Bill Seeks to Ban Mailing of Live Checks

A bill seeking to prevent direct mailers from using unsolicited loan checks was referred to a House subcommittee last month, but some mailers and industry watchers said the effort will probably not gain any momentum this year.

H.R. 2351, the Unsolicited Loan Check Consumer Protection Act of 1999, calls for the outlawing of these so-called live checks, which are mailed directly to consumers who can then deposit them and use them as instant loans.

Committee on Banking and Financial Services spokeswoman Amy Simmons said that the bill's sponsor, Rep. John LaFalce (D-NY), has received several letters from his constituents complaining about the practice.

“The problem is with people who receive these checks that have no chance of being able to repay the loans,” she said, citing instances in which people have been sent checks for values that far exceed their annual incomes at extraordinarily high interest rates.

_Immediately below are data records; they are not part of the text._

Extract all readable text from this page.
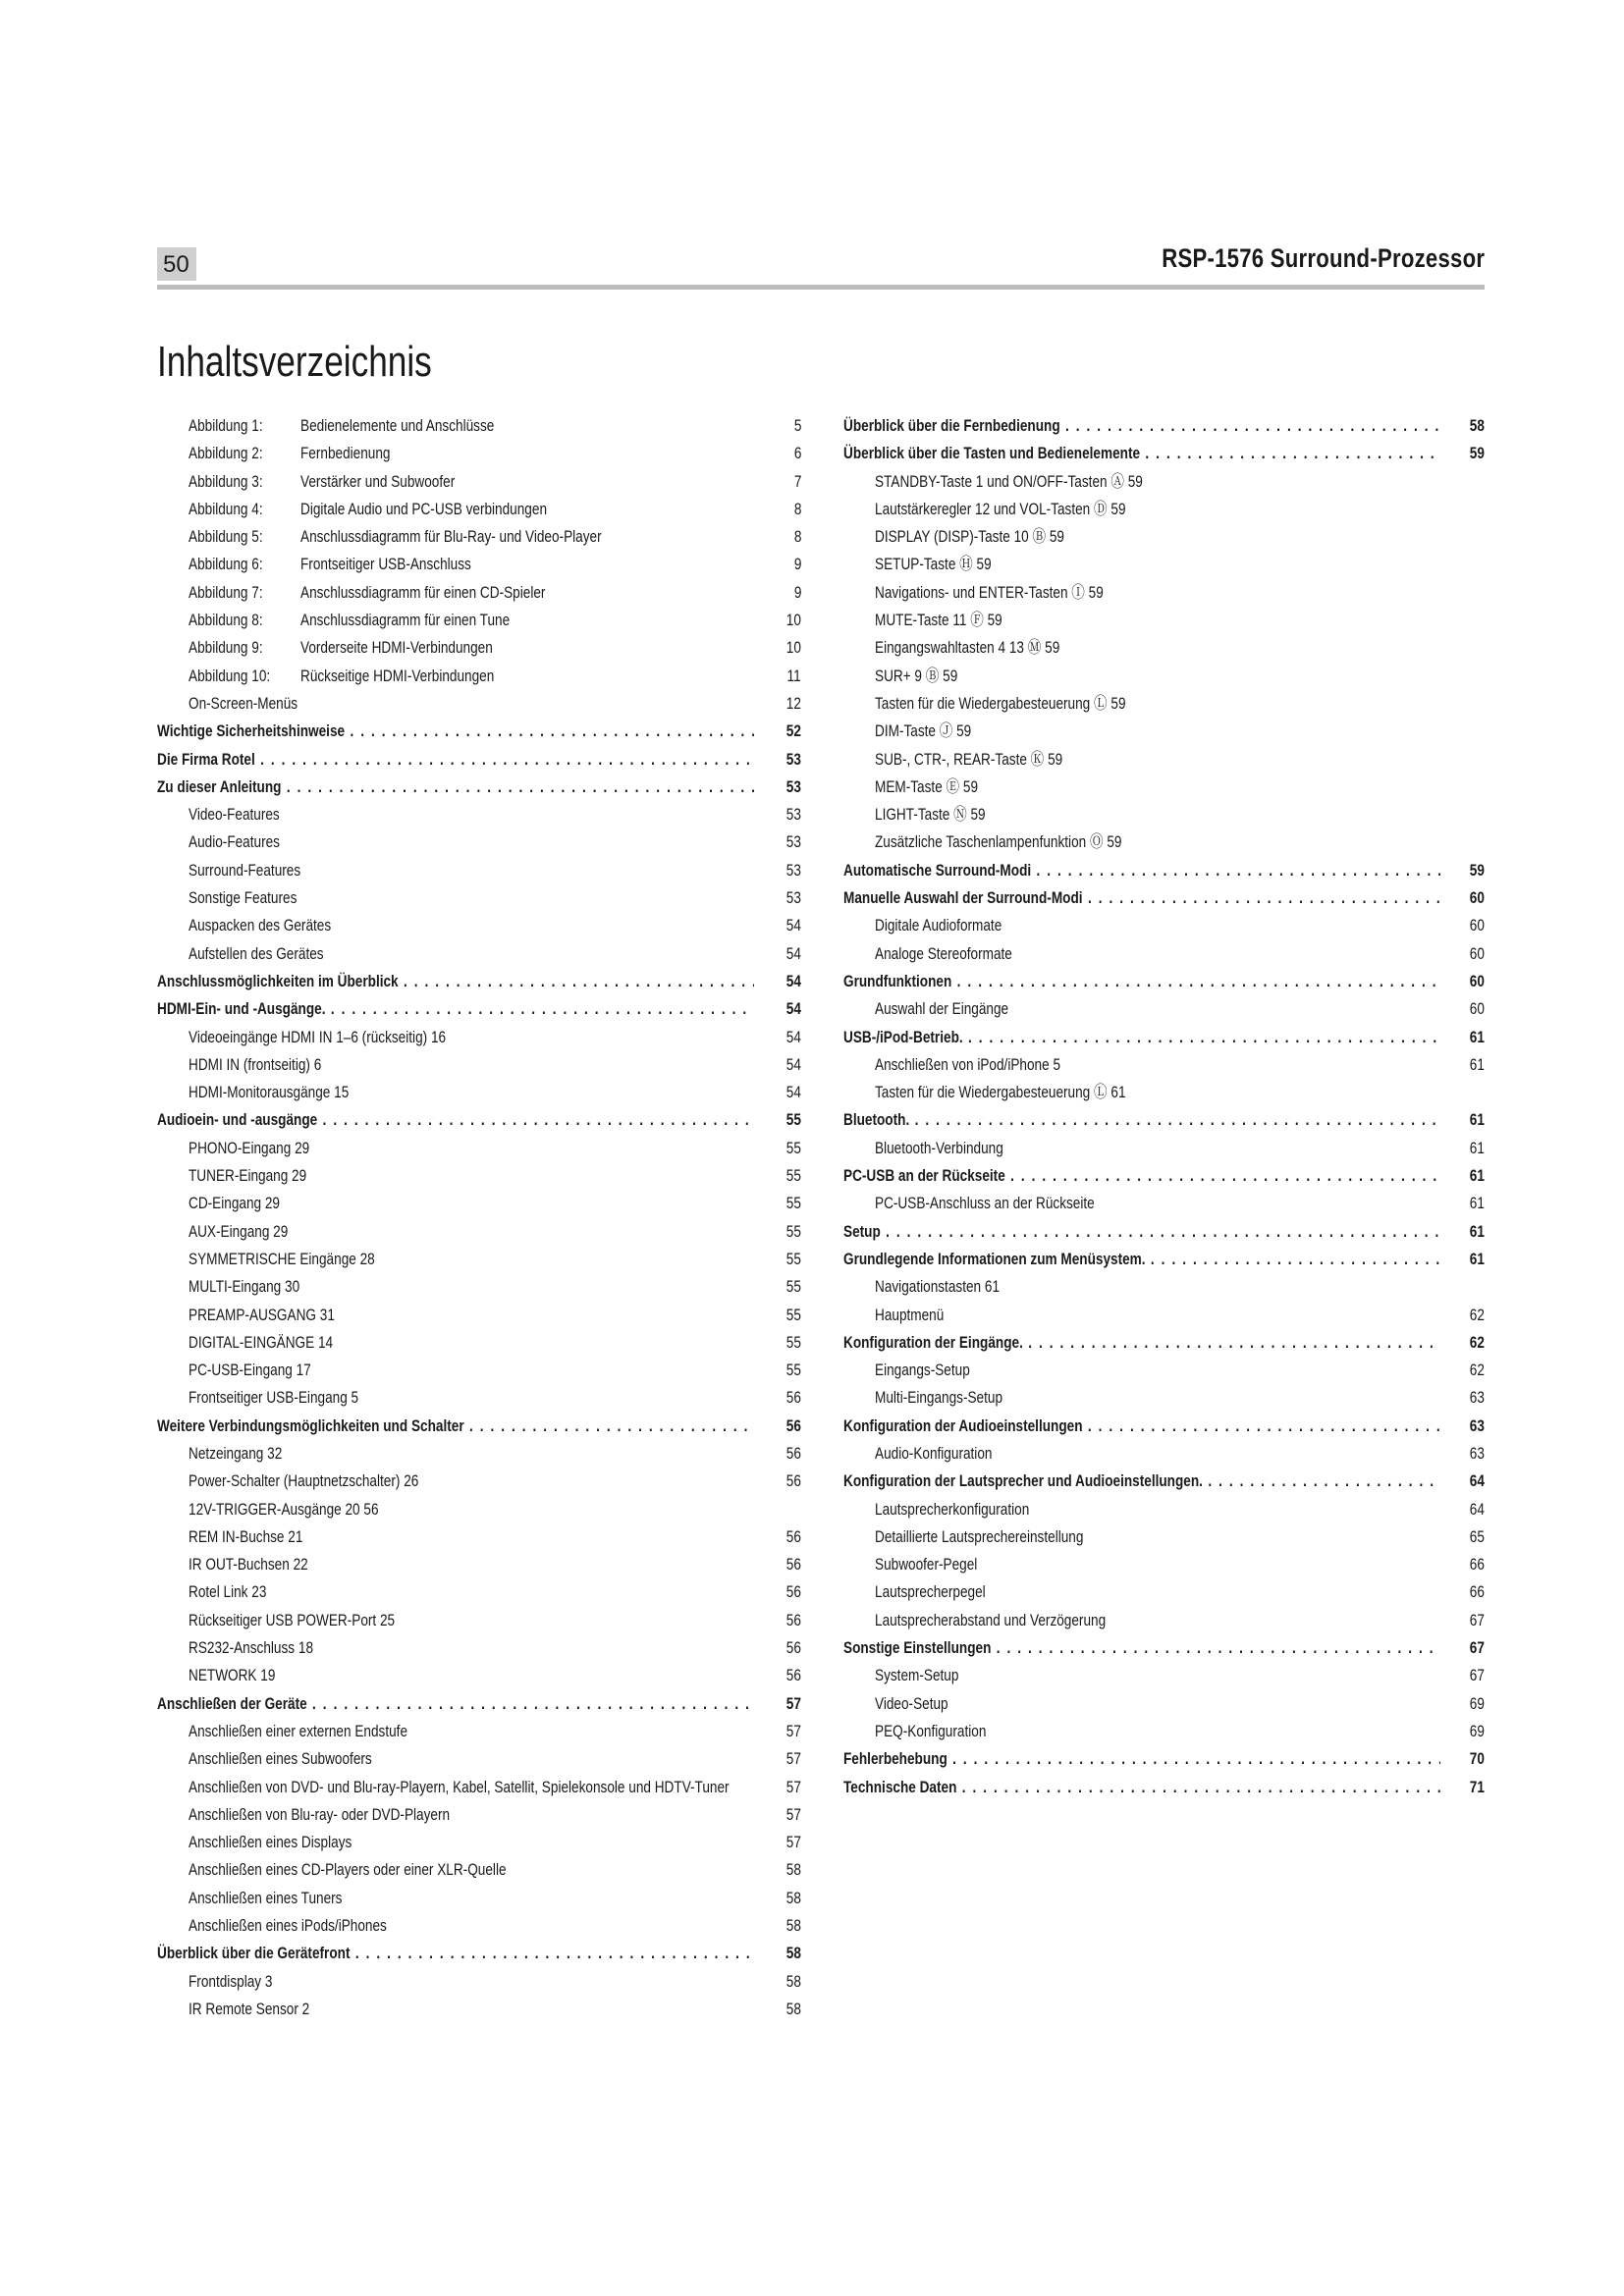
50	RSP-1576 Surround-Prozessor
Inhaltsverzeichnis
Abbildung 1: Bedienelemente und Anschlüsse	5
Abbildung 2: Fernbedienung	6
Abbildung 3: Verstärker und Subwoofer	7
Abbildung 4: Digitale Audio und PC-USB verbindungen	8
Abbildung 5: Anschlussdiagramm für Blu-Ray- und Video-Player	8
Abbildung 6: Frontseitiger USB-Anschluss	9
Abbildung 7: Anschlussdiagramm für einen CD-Spieler	9
Abbildung 8: Anschlussdiagramm für einen Tune	10
Abbildung 9: Vorderseite HDMI-Verbindungen	10
Abbildung 10: Rückseitige HDMI-Verbindungen	11
On-Screen-Menüs	12
Wichtige Sicherheitshinweise . . .	52
Die Firma Rotel . . .	53
Zu dieser Anleitung . . .	53
Video-Features	53
Audio-Features	53
Surround-Features	53
Sonstige Features	53
Auspacken des Gerätes	54
Aufstellen des Gerätes	54
Anschlussmöglichkeiten im Überblick . . .	54
HDMI-Ein- und -Ausgänge. . . .	54
Videoeingänge HDMI IN 1–6 (rückseitig) 16	54
HDMI IN (frontseitig) 6	54
HDMI-Monitorausgänge 15	54
Audioein- und -ausgänge . . .	55
PHONO-Eingang 29	55
TUNER-Eingang 29	55
CD-Eingang 29	55
AUX-Eingang 29	55
SYMMETRISCHE Eingänge 28	55
MULTI-Eingang 30	55
PREAMP-AUSGANG 31	55
DIGITAL-EINGÄNGE 14	55
PC-USB-Eingang 17	55
Frontseitiger USB-Eingang 5	56
Weitere Verbindungsmöglichkeiten und Schalter . . .	56
Netzeingang 32	56
Power-Schalter (Hauptnetzschalter) 26	56
12V-TRIGGER-Ausgänge 20 56
REM IN-Buchse 21	56
IR OUT-Buchsen 22	56
Rotel Link 23	56
Rückseitiger USB POWER-Port 25	56
RS232-Anschluss 18	56
NETWORK 19	56
Anschließen der Geräte . . .	57
Anschließen einer externen Endstufe	57
Anschließen eines Subwoofers	57
Anschließen von DVD- und Blu-ray-Playern, Kabel, Satellit, Spielekonsole und HDTV-Tuner	57
Anschließen von Blu-ray- oder DVD-Playern	57
Anschließen eines Displays	57
Anschließen eines CD-Players oder einer XLR-Quelle	58
Anschließen eines Tuners	58
Anschließen eines iPods/iPhones	58
Überblick über die Gerätefront . . .	58
Frontdisplay 3	58
IR Remote Sensor 2	58
Überblick über die Fernbedienung . . .	58
Überblick über die Tasten und Bedienelemente . . .	59
STANDBY-Taste 1 und ON/OFF-Tasten Ⓐ 59
Lautstärkeregler 12 und VOL-Tasten Ⓓ 59
DISPLAY (DISP)-Taste 10 Ⓑ 59
SETUP-Taste Ⓗ 59
Navigations- und ENTER-Tasten Ⓘ 59
MUTE-Taste 11 Ⓕ 59
Eingangswahltasten 4 13 Ⓜ 59
SUR+ 9 Ⓑ 59
Tasten für die Wiedergabesteuerung Ⓛ 59
DIM-Taste Ⓙ 59
SUB-, CTR-, REAR-Taste Ⓚ 59
MEM-Taste Ⓔ 59
LIGHT-Taste Ⓝ 59
Zusätzliche Taschenlampenfunktion Ⓞ 59
Automatische Surround-Modi . . .	59
Manuelle Auswahl der Surround-Modi . . .	60
Digitale Audioformate	60
Analoge Stereoformate	60
Grundfunktionen . . .	60
Auswahl der Eingänge	60
USB-/iPod-Betrieb. . . .	61
Anschließen von iPod/iPhone 5	61
Tasten für die Wiedergabesteuerung Ⓛ 61
Bluetooth. . . .	61
Bluetooth-Verbindung	61
PC-USB an der Rückseite . . .	61
PC-USB-Anschluss an der Rückseite	61
Setup . . .	61
Grundlegende Informationen zum Menüsystem. . . .	61
Navigationstasten 61
Hauptmenü	62
Konfiguration der Eingänge. . . .	62
Eingangs-Setup	62
Multi-Eingangs-Setup	63
Konfiguration der Audioeinstellungen . . .	63
Audio-Konfiguration	63
Konfiguration der Lautsprecher und Audioeinstellungen. . . .	64
Lautsprecherkonfiguration	64
Detaillierte Lautsprechereinstellung	65
Subwoofer-Pegel	66
Lautsprecherpegel	66
Lautsprecherabstand und Verzögerung	67
Sonstige Einstellungen . . .	67
System-Setup	67
Video-Setup	69
PEQ-Konfiguration	69
Fehlerbehebung . . .	70
Technische Daten . . .	71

Some reports cited live-check mailings that carry interest rates as high as 25 percent.

Even those direct marketers who claim to conduct the live-check mailings responsibly said the device is misused in the industry.

“In the broad category out there, there are mass mailings that use large lists of generally unqualified leads,” admitted Jim Schepker, a spokesman for Fleet Financial Group Inc., Boston. “But in our case the individuals have gone through screenings and have outstanding credit histories and are the kind of customers we'd like to serve.”

Schepker said Fleet has been conducting live-check mailings since 1996, and sends out two or three such solicitations per year, ranging from drops of several hundred thousand to about 1 million.

The company experiments with different interest-rate offers, ranging from 12.9 percent to 17.9 percent, and issues the checks in four different denominations: $3,000, $5,000, $7,500 and $10,000.

Schepker would not disclose the rate of acceptance of the products, but said “it's been successful enough for us to continue with the program.”

He said that at Fleet the delinquency rate has been less than the delinquency rate for traditional loan products.

“We're very careful practitioners,” he said. “The success of the program, the appeal to consumers, the value to those consumers and the longevity of the program attest to the fact that it's a working product.”

Other companies that reportedly have used live checks as marketing tools include Beneficial Finance and Signet Banking Corp.

Lynne Strang, director of communications for the American Financial Services Association, Washington, DC, said she has not heard about any incidents of abuse of the live checks by any of the 360 active members of the AFSA. The group assembled a list of standards for the use of live checks two years ago, and she said she believes that the member banks are complying with the guidelines.

“There's been no evidence that there's been any increase in problems in this area,” she said. “For consumers who use them, they seem to like the convenience. Like with any product, we encourage people to read the terms and understand what it is, and then make the best decision based on their own personal circumstances.”

Legislators, however, said that some lenders are mailing checks to the poor and the elderly, to whom the idea of an instant loan might be too much temptation or too confusing.

The bill was introduced as an amendment to the Truth in Lending Act. It was referred to the Referred to the Subcommittee on Financial Institutions and Consumer Credit last month.

Richard Barton, senior vice president of government relations at the Direct Marketing Association, said the DMA has not yet taken a position on the bill. New legislation such as this will not likely be considered this year, he added.